Same conclusion here so far. Tested out various open source models, maybe once or twice per month, comparing them against GPT-4, nothing has come close so far. Even closed source models seems to not far very well, so far maybe Claude got the closest to GPT-4, but yet to find something that could surpass GPT-4 for coding help.
Of course, could be that I've just got used to GPT-4 and my prompting been optimized for GPT-4, and I try to apply the same techniques to other models where those prompts wouldn't work as great.
They won't beat Claude or GPT-4. If you want a model that writes code or answers complex questions use one of those. But for many simpler tasks like summarization, sentiment analysis, data transformation, text completion, etc, self-hosted models are perfectly suited.
And if you work on something where the commercial models are trained to refuse answers and lecture the user instead, some of the freely available models are much more pleasant to work with. With 70B models you even get decent amounts of reasoning capabilities
I wrote an automated form-filling Firefox extension and tested it with Ollama 3.1. Not perfect, quite slow, but better than any other form fillers I tested.
I also tried to hook it up to Claude and so far its flawless (didn't do a lot of testing though).
Most "well-known-name" open-source ML models, are very much "base models" — they are meant to be flexible and generic, so that they can be fine-tuned with additional training for task-specific purposes.
Mind you, you don't have to do that work yourself.

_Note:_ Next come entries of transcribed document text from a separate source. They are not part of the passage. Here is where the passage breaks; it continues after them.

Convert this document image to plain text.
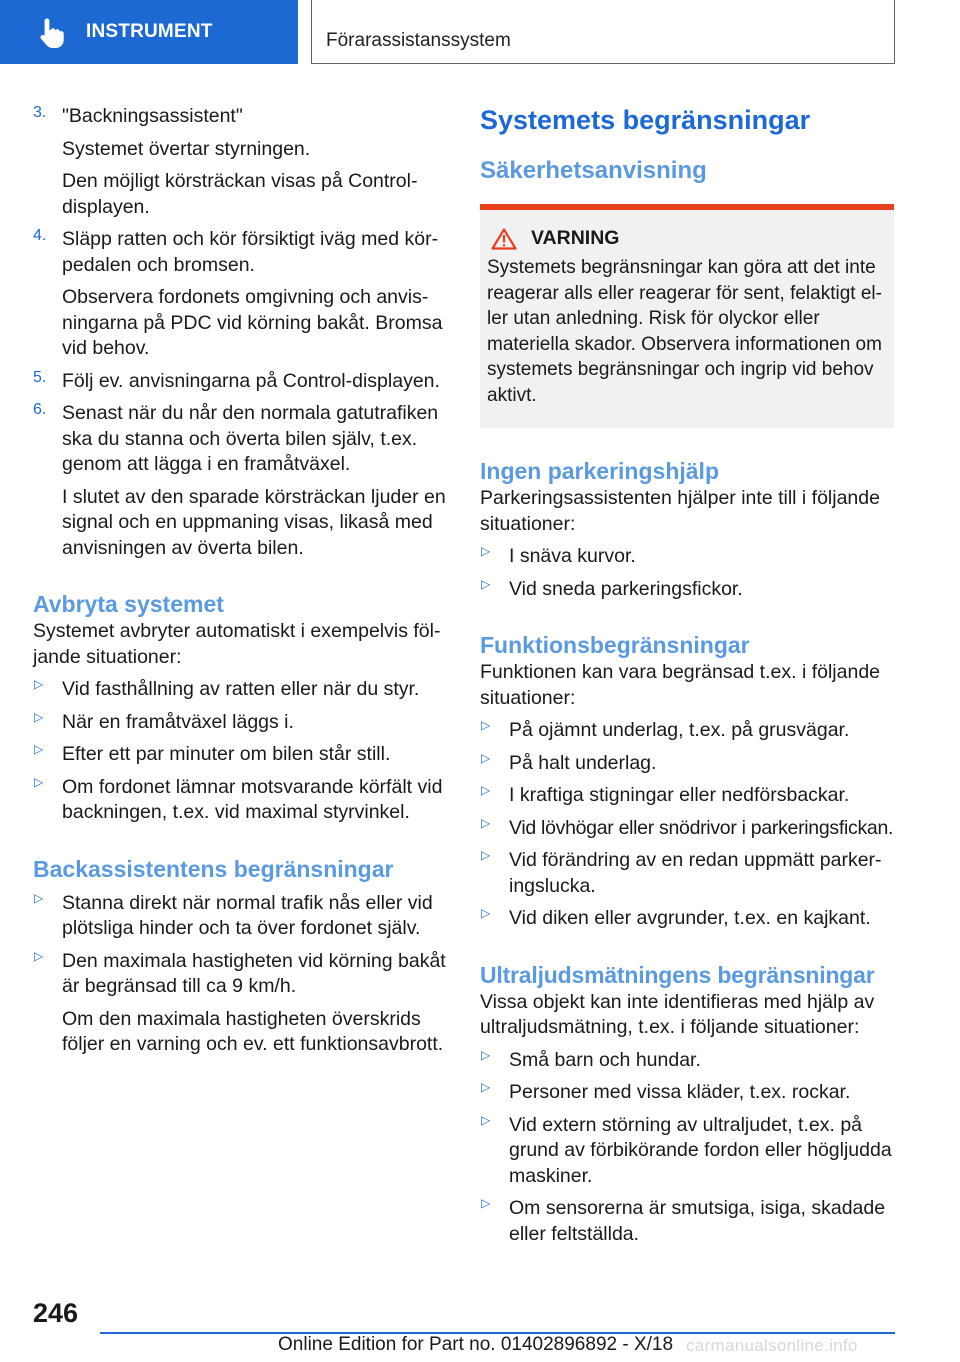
INSTRUMENT	Förarassistanssystem
3. "Backningsassistent"

Systemet övertar styrningen.

Den möjligt körsträckan visas på Control-displayen.

4. Släpp ratten och kör försiktigt iväg med körpedalen och bromsen.

Observera fordonets omgivning och anvisningarna på PDC vid körning bakåt. Bromsa vid behov.

5. Följ ev. anvisningarna på Control-displayen.

6. Senast när du når den normala gatutrafiken ska du stanna och överta bilen själv, t.ex. genom att lägga i en framåtväxel.

I slutet av den sparade körsträckan ljuder en signal och en uppmaning visas, likaså med anvisningen av överta bilen.

Avbryta systemet

Systemet avbryter automatiskt i exempelvis följande situationer:

▷ Vid fasthållning av ratten eller när du styr.

▷ När en framåtväxel läggs i.

▷ Efter ett par minuter om bilen står still.

▷ Om fordonet lämnar motsvarande körfält vid backningen, t.ex. vid maximal styrvinkel.

Backassistentens begränsningar
▷ Stanna direkt när normal trafik nås eller vid plötsliga hinder och ta över fordonet själv.

▷ Den maximala hastigheten vid körning bakåt är begränsad till ca 9 km/h.

Om den maximala hastigheten överskrids följer en varning och ev. ett funktionsavbrott.

Systemets begränsningar
Säkerhetsanvisning
VARNING

Systemets begränsningar kan göra att det inte reagerar alls eller reagerar för sent, felaktigt eller utan anledning. Risk för olyckor eller materiella skador. Observera informationen om systemets begränsningar och ingrip vid behov aktivt.

Ingen parkeringshjälp

Parkeringsassistenten hjälper inte till i följande situationer:

▷ I snäva kurvor.

▷ Vid sneda parkeringsfickor.

Funktionsbegränsningar

Funktionen kan vara begränsad t.ex. i följande situationer:

▷ På ojämnt underlag, t.ex. på grusvägar.

▷ På halt underlag.

▷ I kraftiga stigningar eller nedförsbackar.

▷ Vid lövhögar eller snödrivor i parkeringsfickan.

▷ Vid förändring av en redan uppmätt parkeringslucka.

▷ Vid diken eller avgrunder, t.ex. en kajkant.

Ultraljudsmätningens begränsningar

Vissa objekt kan inte identifieras med hjälp av ultraljudsmätning, t.ex. i följande situationer:

▷ Små barn och hundar.

▷ Personer med vissa kläder, t.ex. rockar.

▷ Vid extern störning av ultraljudet, t.ex. på grund av förbikörande fordon eller högljudda maskiner.

▷ Om sensorerna är smutsiga, isiga, skadade eller feltställda.

246
Online Edition for Part no. 01402896892 - X/18 carmanualsonline.info
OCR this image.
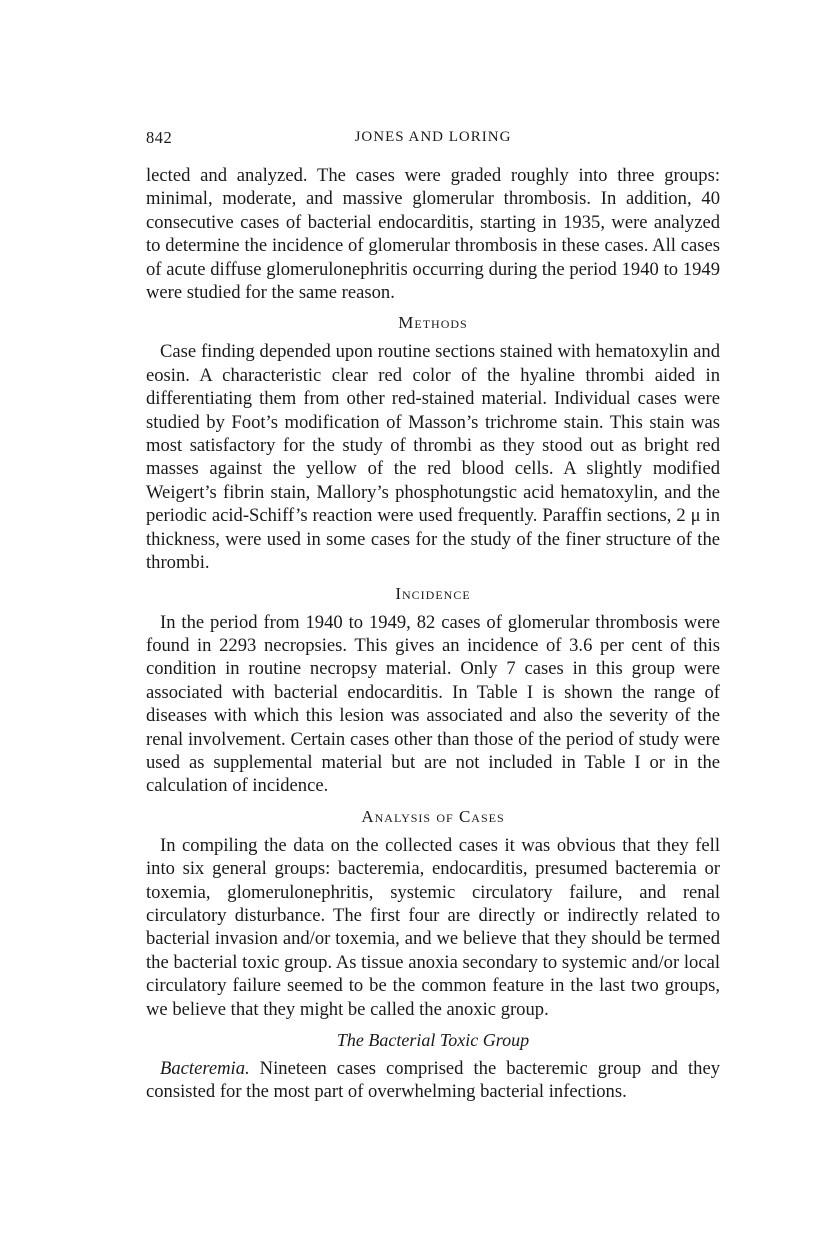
842	JONES AND LORING

lected and analyzed. The cases were graded roughly into three groups: minimal, moderate, and massive glomerular thrombosis. In addition, 40 consecutive cases of bacterial endocarditis, starting in 1935, were analyzed to determine the incidence of glomerular thrombosis in these cases. All cases of acute diffuse glomerulonephritis occurring during the period 1940 to 1949 were studied for the same reason.

Methods

Case finding depended upon routine sections stained with hematoxylin and eosin. A characteristic clear red color of the hyaline thrombi aided in differentiating them from other red-stained material. Individual cases were studied by Foot’s modification of Masson’s trichrome stain. This stain was most satisfactory for the study of thrombi as they stood out as bright red masses against the yellow of the red blood cells. A slightly modified Weigert’s fibrin stain, Mallory’s phosphotungstic acid hematoxylin, and the periodic acid-Schiff’s reaction were used frequently. Paraffin sections, 2 μ in thickness, were used in some cases for the study of the finer structure of the thrombi.

Incidence

In the period from 1940 to 1949, 82 cases of glomerular thrombosis were found in 2293 necropsies. This gives an incidence of 3.6 per cent of this condition in routine necropsy material. Only 7 cases in this group were associated with bacterial endocarditis. In Table I is shown the range of diseases with which this lesion was associated and also the severity of the renal involvement. Certain cases other than those of the period of study were used as supplemental material but are not included in Table I or in the calculation of incidence.

Analysis of Cases

In compiling the data on the collected cases it was obvious that they fell into six general groups: bacteremia, endocarditis, presumed bacteremia or toxemia, glomerulonephritis, systemic circulatory failure, and renal circulatory disturbance. The first four are directly or indirectly related to bacterial invasion and/or toxemia, and we believe that they should be termed the bacterial toxic group. As tissue anoxia secondary to systemic and/or local circulatory failure seemed to be the common feature in the last two groups, we believe that they might be called the anoxic group.

The Bacterial Toxic Group

Bacteremia. Nineteen cases comprised the bacteremic group and they consisted for the most part of overwhelming bacterial infections.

There are open-source fine-tunes as well, for all sorts of specific purposes, that can be easily found on HuggingFace / found linked on applicable subreddits / etc — but these don't "make the news" like the releases of new open-source base models do, so they won't be top-of-mind when doing a search for a model to solve a task. You have to actively look for them.
Heck, even focusing on the proprietary-model Inference-as-a-Service space, it's only really OpenAI that purports to have a "general" model that can be set to every task with only prompting. All the other proprietary-model Inf-aaS providers also sell Fine-Tuning-as-a-Service of their models, because they know people will need it.
---
Also, if you're comparing e.g. ChatGPT-4o (~200b) with a local model you can run on your PC (probably 7b, or maybe 13b if you have a 4090) then obviously the latter is going to be "dumber" — it's (either literally, or effectively) had 95+% of its connections stripped out!
For production deployment of an open-source model with "smart thinking" requirements (e.g. a customer-support chatbot), the best-practice open-source-model approach would be to pay for dedicated and/or serverless hosting where the instances have direct-attached dedicated server-class GPUs, that can then therefore host the largest-parameter-size variants of the open-source models. Larger-parameter-size open-source models fare much better against the proprietary hosted models.
IMHO the models in the "hostable on a PC" parameter-size range, mainly exist for two use-cases:
• doing local development and testing of LLM-based backend systems (Due to the way pruning+quantizing parameters works, a smaller spin of a larger model will be probabilistically similar in behavior to its larger cousin — giving you the "smart" answer some percentage of the time, and a "dumb" answer the rest of the time. For iterative development, this is no problem — regenerate responses until it works, and if it never does, then you've got the wrong model/prompt.)
• "shrinking" an AI system that doesn't require so much "smart thinking", to decrease its compute requirements and thus OpEx. You start with the largest spin of the model; then you keep taking it down in size until it stops producing acceptable results; and then you take one step back.
The models of this size-range don't exist to "prove out" the applicability of a model family to a given ML task. You can do it with them — especially if there's an existing fine-tuned model perfectly suited to the use-case — but it'll be frustrating, because "the absence of evidence is not evidence of absence." You won't know whether you've chosen a bad model, or your prompt is badly structured, or your prompt is impossible for any model, etc.
When proving out a task, test with the largest spin of each model you can get your hands on, using e.g. a serverless Inf-aaS like Runpod. Once you know the model family can do that task to your satisfaction, then pull a local model spin from that family for development.
"There are open-source fine-tunes as well, for all sorts of specific purposes"
Have you had good results from any of these? I've not tried a model that's been fine-tuned for a specific purpose yet, I've just worked with the general purpose ones.